Students throughout the nation appreciate the added security and
convenience of not worrying about lost, stolen or borrowed credentials.
Biometrics also are popular at dining halls where they limit
access to students who have paid for the meal plan and at computer
labs where only those authorized to enter can do so, protecting sensitive
equipment and information.
What to Do Today
For those campuses already using aptiQ multi-technology readers,
there is no need to replace readers for migration. These all-in-one
readers work with proximity and smart cards as well as the NFCenabled
mobile phone credential, providing an easy migration path to
upgrade credentials between any of those versions at their own pace. If
non-smart access technology is being used, multi-technology readers
can be installed to help ease into the transition by reading both the ID
badges and the smartphones. This makes it easy for customers to continue
to operate in a hybrid world of cards and mobile, if needed.
In addition, while the major carriers will ultimately offer NFC card
emulation/secure element solutions, organizations wanting to use
NFC-enabled smartphones as their access control credentials for
employees and students can begin the transition now. The recently
introduced aptiQmobile secure peer-to-peer (P2P) NFC mode lets
organizations provide the convenience of using a mobile device today.

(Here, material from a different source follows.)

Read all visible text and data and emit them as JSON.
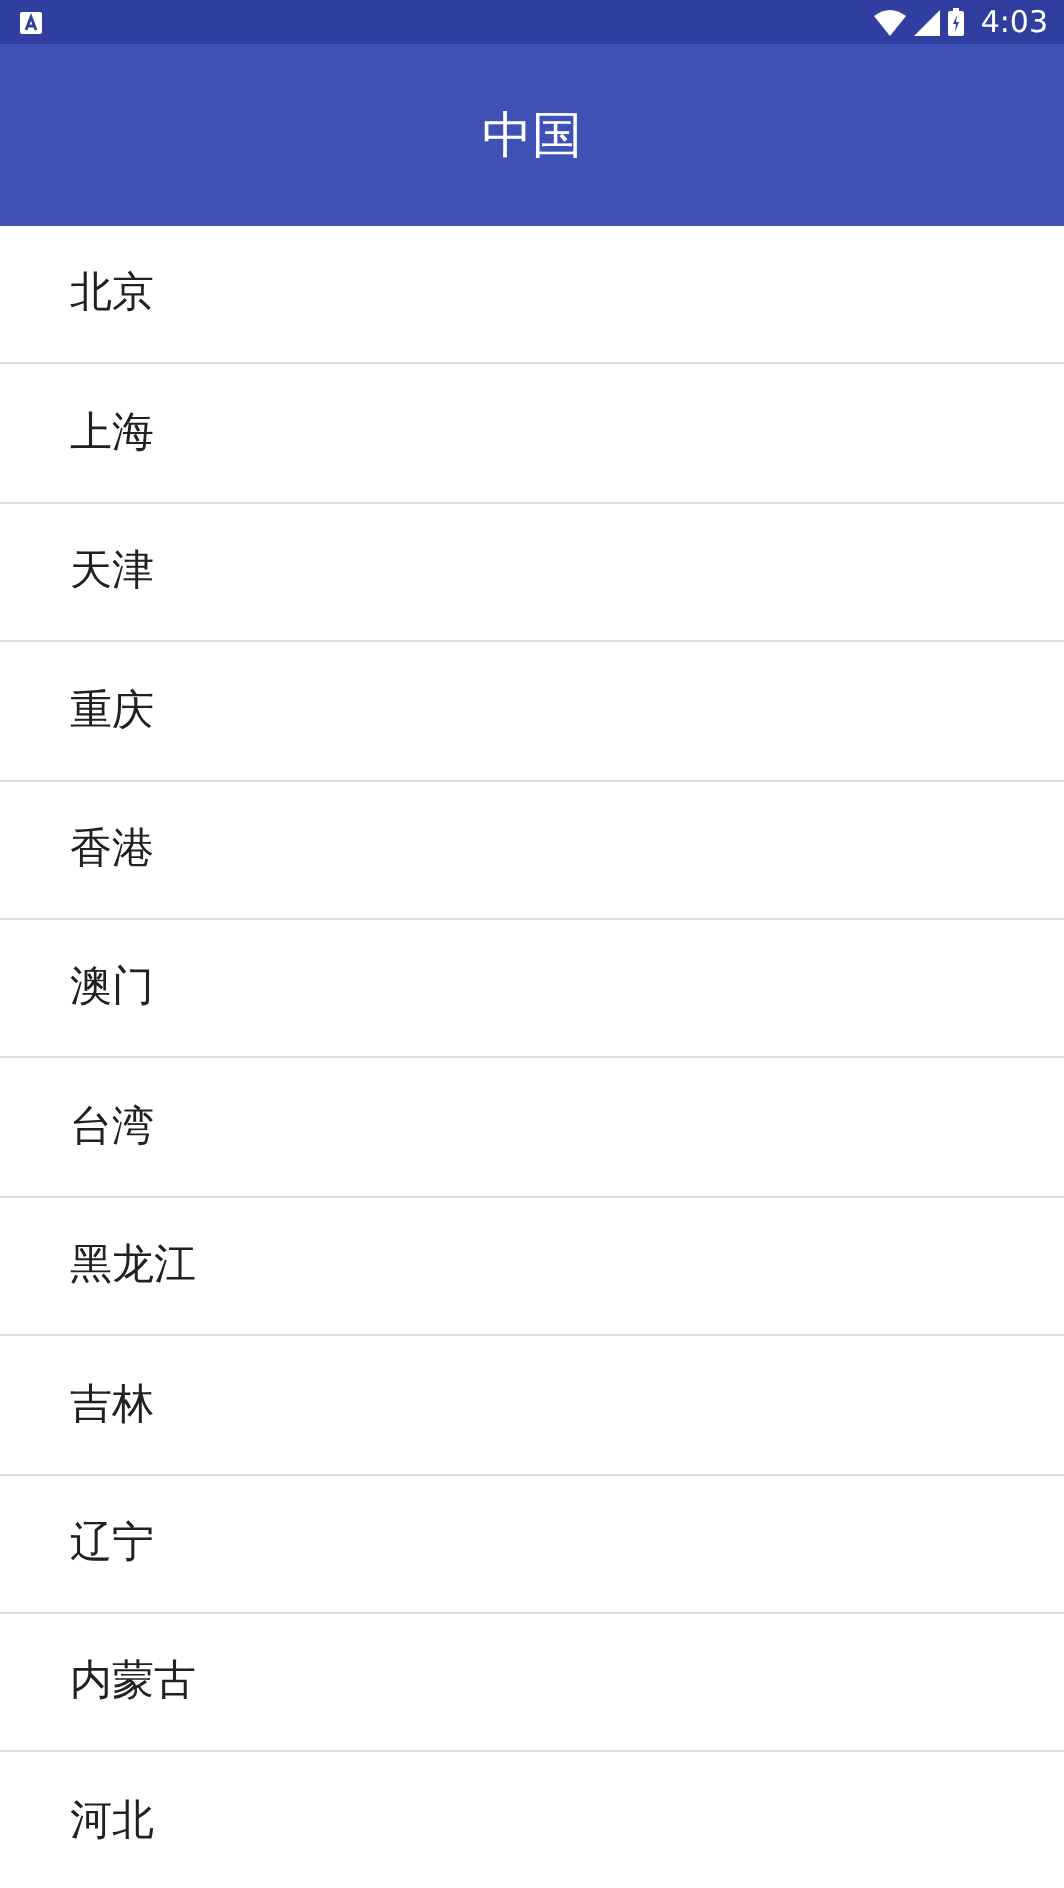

This secure, peer-to-peer solution provides several advantages. It
lets organizations use NFC-enabled Android phones, regardless of carrier,
to create a universal solution that even works on unlocked phones.
Apple iPhone users would continue using a special case to enable their
phones. But, for many, its most important advantage is that it lets customers
across multiple market segments deploy now.
It is very important that campuses prepare for smart credential and
NFC deployment while embracing when to deploy biometrics, even if
that facility wants to install proximity, magnetic stripe or keypad readers
at present. If a new reader is needed, select multi-technology readers
that combine the ability to read magnetic stripe, proximity, smart
cards and NFC-enabled smartphones in a single unit. That way, when
the campus switches over to smart credentials, it won’t have to tear out
all the old readers to install smart credential readers;
and during the transition, the campus can use
both their old magnetic stripe and proximity credentials
along with the new smart credentials.